November 4, 2016
Less than a year ago, 197 countries came together for the first time to deliver a universal climate Paris Agreement. And with it, a promise to work together to limit global temperature rise to avoid the worst impacts of climate change.
Today, that agreement becomes the law of the planet — entered into force almost faster than any other UN agreement. It is a historic achievement that deserves to be celebrated. The atmosphere around the Paris Agreement’s entry-into-force is one of hope, and trust and confidence in each other; sentiments we began cultivating at the first UN climate change talks in Berlin back in 1995.
By transcending old lines of conflict with science and equity in mind, the Paris Agreement establishes a new way of working together. It creates a unique framework for partnership among governments, businesses, civil society, faith groups and communities to collaborate and rally behind this crucial common cause for the planet.
Collaboration was key to success
When we decided to organise COP20, I had no expectations. But it was always in my mind that we would need to re-think the relationships in the talks if we were to have any measure of success. So it was this new way of looking at collaboration, starting with the Lima Call for Climate Action, that helped build the momentum that I am convinced helped ensure a deal in Paris was possible. This very spirit of collaboration helped foster the partnerships between State and non-State actors, bridge north-south relations and enhanced south-south cooperation, all with ambitious objectives. By working with the UN agencies, the French COP presidency, business and civil society we were able to straddle the schisms left by COP15 in Copenhagen a few years earlier.
The good news is that no one is resting on their laurels. This past year saw further climate gains: a deal to clamp down on emissions from international aviation, to another to phase out dangerous climate pollutants used in air conditioners and refrigerators. And the crowning achievement — the Paris Agreement’s early entry into force.
Collectively these have kept the momentum to change climate change going. It has led us to a tipping point just in advance of the next round of UN climate talks in Marrakech. Science underpins this global call to action. In October, the World Meteorological Organization said 2015 was the first full year where carbon dioxide measurements in the atmosphere averaged 400 dangerous parts per million (ppm). This goes beyond the recommended 350ppm upper limit, and is a number experts say won’t drop for several generations.
Turning the promise into action
To turn the promise of Paris into equally momentous action, we must focus on two key areas. Beyond the Paris Agreement’s set universal targets, details on how countries will deliver on those common goals remain vague and subject to change. To that end, negotiators must clarify the Paris Agreement “rule book” and deliver clear guidance on how each country and each sector can double down to create more ambitious action.
At the heart of the rule book’s importance, lies the reality that as of today, countries’ pledges are not enough to bend the arc of our climate change trajectory to safe levels below 1.5°C. Right now we are on track towards around a 3°C plus world, with the global average temperature having already risen by 1°C since the Industrial Revolution. The impacts of which are being felt worldwide. There is an urgent need for dramatically scaling up action.

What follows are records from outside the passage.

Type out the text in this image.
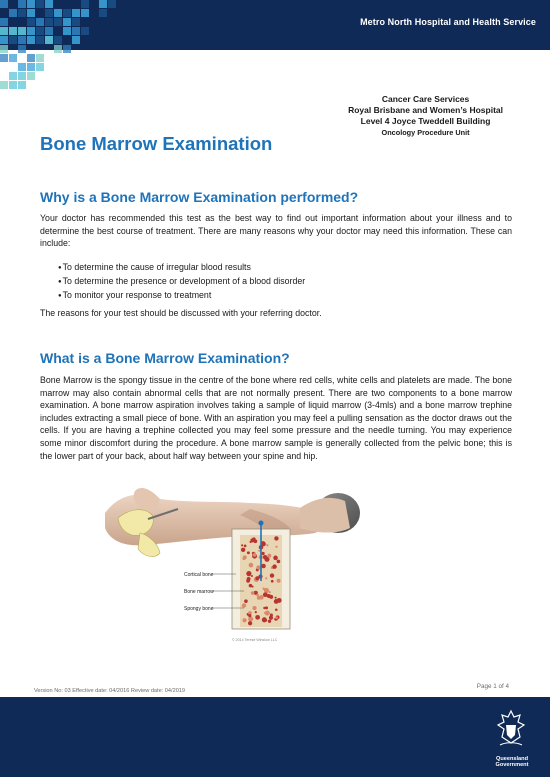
Metro North Hospital and Health Service
Cancer Care Services
Royal Brisbane and Women’s Hospital
Level 4 Joyce Tweddell Building
Oncology Procedure Unit
Bone Marrow Examination
Why is a Bone Marrow Examination performed?

Your doctor has recommended this test as the best way to find out important information about your illness and to determine the best course of treatment. There are many reasons why your doctor may need this information. These can include:

● To determine the cause of irregular blood results
● To determine the presence or development of a blood disorder
● To monitor your response to treatment

The reasons for your test should be discussed with your referring doctor.

What is a Bone Marrow Examination?

Bone Marrow is the spongy tissue in the centre of the bone where red cells, white cells and platelets are made. The bone marrow may also contain abnormal cells that are not normally present. There are two components to a bone marrow examination. A bone marrow aspiration involves taking a sample of liquid marrow (3-4mls) and a bone marrow trephine includes extracting a small piece of bone. With an aspiration you may feel a pulling sensation as the doctor draws out the cells. If you are having a trephine collected you may feel some pressure and the needle turning. You may experience some minor discomfort during the procedure. A bone marrow sample is generally collected from the pelvic bone; this is the lower part of your back, about half way between your spine and hip.

Cortical bone
Bone marrow
Spongy bone
© 2014 Terese Winslow LLC
Version No: 03 Effective date: 04/2016 Review date: 04/2019
Page 1 of 4
Queensland
Government
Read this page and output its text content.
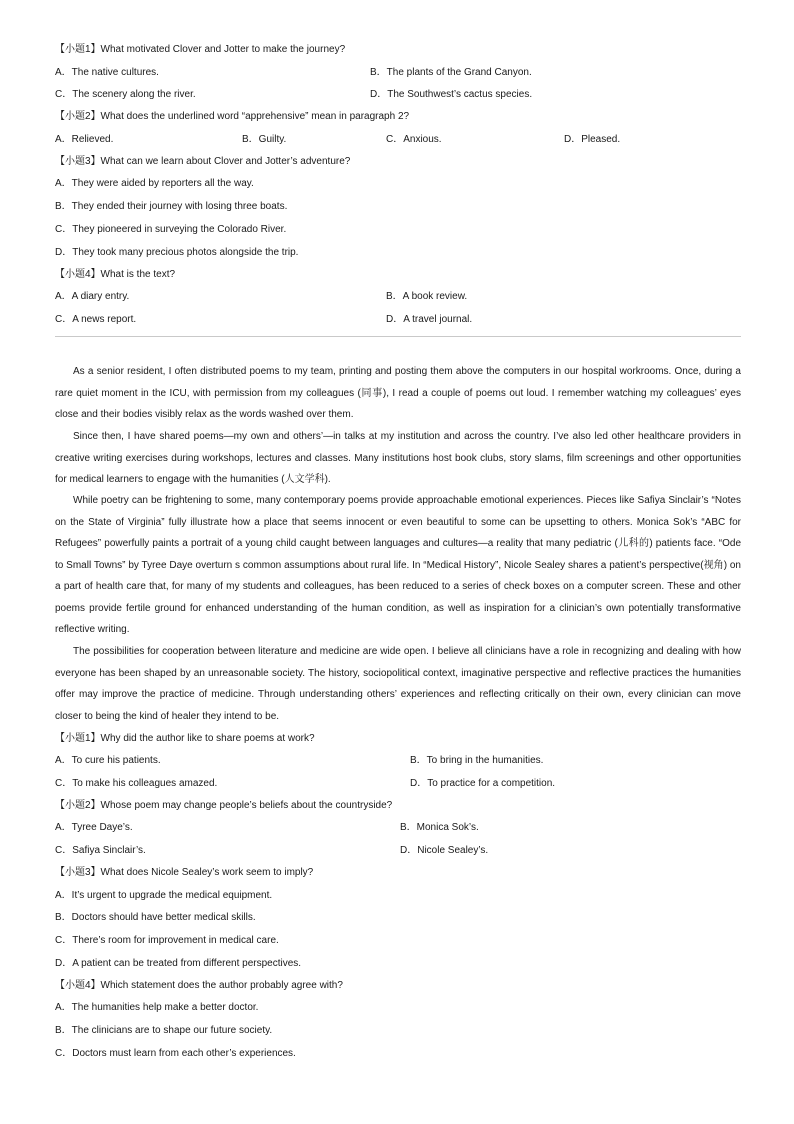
【小题1】What motivated Clover and Jotter to make the journey?
A．The native cultures.	B．The plants of the Grand Canyon.
C．The scenery along the river.	D．The Southwest’s cactus species.
【小题2】What does the underlined word “apprehensive” mean in paragraph 2?
A．Relieved.	B．Guilty.	C．Anxious.	D．Pleased.
【小题3】What can we learn about Clover and Jotter’s adventure?
A．They were aided by reporters all the way.
B．They ended their journey with losing three boats.
C．They pioneered in surveying the Colorado River.
D．They took many precious photos alongside the trip.
【小题4】What is the text?
A．A diary entry.	B．A book review.
C．A news report.	D．A travel journal.
As a senior resident, I often distributed poems to my team, printing and posting them above the computers in our hospital workrooms. Once, during a rare quiet moment in the ICU, with permission from my colleagues (同事), I read a couple of poems out loud. I remember watching my colleagues’ eyes close and their bodies visibly relax as the words washed over them.
Since then, I have shared poems—my own and others’—in talks at my institution and across the country. I’ve also led other healthcare providers in creative writing exercises during workshops, lectures and classes. Many institutions host book clubs, story slams, film screenings and other opportunities for medical learners to engage with the humanities (人文学科).
While poetry can be frightening to some, many contemporary poems provide approachable emotional experiences. Pieces like Safiya Sinclair’s “Notes on the State of Virginia” fully illustrate how a place that seems innocent or even beautiful to some can be upsetting to others. Monica Sok’s “ABC for Refugees” powerfully paints a portrait of a young child caught between languages and cultures—a reality that many pediatric (儿科的) patients face. “Ode to Small Towns” by Tyree Daye overturn s common assumptions about rural life. In “Medical History”, Nicole Sealey shares a patient’s perspective(视角) on a part of health care that, for many of my students and colleagues, has been reduced to a series of check boxes on a computer screen. These and other poems provide fertile ground for enhanced understanding of the human condition, as well as inspiration for a clinician’s own potentially transformative reflective writing.
The possibilities for cooperation between literature and medicine are wide open. I believe all clinicians have a role in recognizing and dealing with how everyone has been shaped by an unreasonable society. The history, sociopolitical context, imaginative perspective and reflective practices the humanities offer may improve the practice of medicine. Through understanding others’ experiences and reflecting critically on their own, every clinician can move closer to being the kind of healer they intend to be.
【小题1】Why did the author like to share poems at work?
A．To cure his patients.	B．To bring in the humanities.
C．To make his colleagues amazed.	D．To practice for a competition.
【小题2】Whose poem may change people’s beliefs about the countryside?
A．Tyree Daye’s.	B．Monica Sok’s.
C．Safiya Sinclair’s.	D．Nicole Sealey’s.
【小题3】What does Nicole Sealey’s work seem to imply?
A．It’s urgent to upgrade the medical equipment.
B．Doctors should have better medical skills.
C．There’s room for improvement in medical care.
D．A patient can be treated from different perspectives.
【小题4】Which statement does the author probably agree with?
A．The humanities help make a better doctor.
B．The clinicians are to shape our future society.
C．Doctors must learn from each other’s experiences.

Under the Agreement’s framework, 2018 is the last last formal opportunity for all countries to increase their 2020 climate targets. To give the earth the maximum opportunity to slow climate change, governments must go beyond existing targets with specific policy measures and actions. If we don’t, we will be locked into targets for the next 5-10 years that will severely impair our ability to achieve Paris’ ambitious temperature goal of 1.5°C by the middle of this century.
It will take everyone
More ambition isn’t just needed from governments. We also need to include other actions by business, cities, communities and individuals around the world. Globally, multiple sectors have already woken up to their own power.
We are feeling the ripple effect throughout the worlds of commerce, transportation, food production, and of course renewable energy systems.
With the next round of UN talks on climate change in the spotlight, let’s continue this wave of momentum by pushing the world forward into concrete action to fulfill the promise of Paris.